To assess the association between self-reported racial discrimination and prenatal depressive symptoms among black women.


Our study population consisted of two cohorts of pregnant women: the Asthma Coalition on Community, Environment, and Social Stress project (ACCESS) and Project Viva. We measured self-reported racial discrimination among black women using a modified Experiences of Discrimination scale (score 0-8). We assessed elevated depressive symptoms (EDS) with the Edinburgh Postnatal Depression Scale (≥13 on a 0-30 scale).


Fifty-four percent of ACCESS and 78% of Viva participants reported experiencing racial discrimination.

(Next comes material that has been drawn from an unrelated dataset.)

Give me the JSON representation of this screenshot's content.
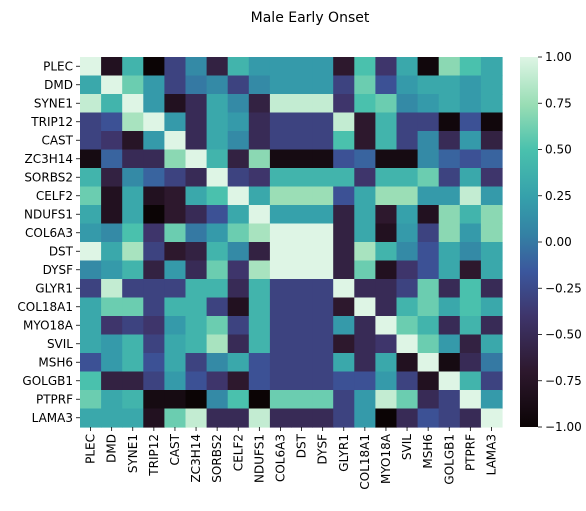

After adjusting for age, marital status, income, education, and nativity, a 1-U increment in Experiences of Discrimination score was associated with 48% increased odds of EDS (odds ratio, 1.48; 95% confidence interval, 1.24-1.76) for ACCESS participants but was not significantly associated among Viva participants (odds ratio, 1.12; 95% confidence interval, 0.92-1.37). In both cohorts, responding to unfair treatment by talking to others was associated with the lowest odds of EDS.


Our findings suggest that higher levels of perceived racial discrimination may increase depressive symptoms during pregnancy among U.S. black women. Interventions involving talking to others may aid in reducing the risk of depressive symptoms among black women experiencing higher levels of racial discrimination.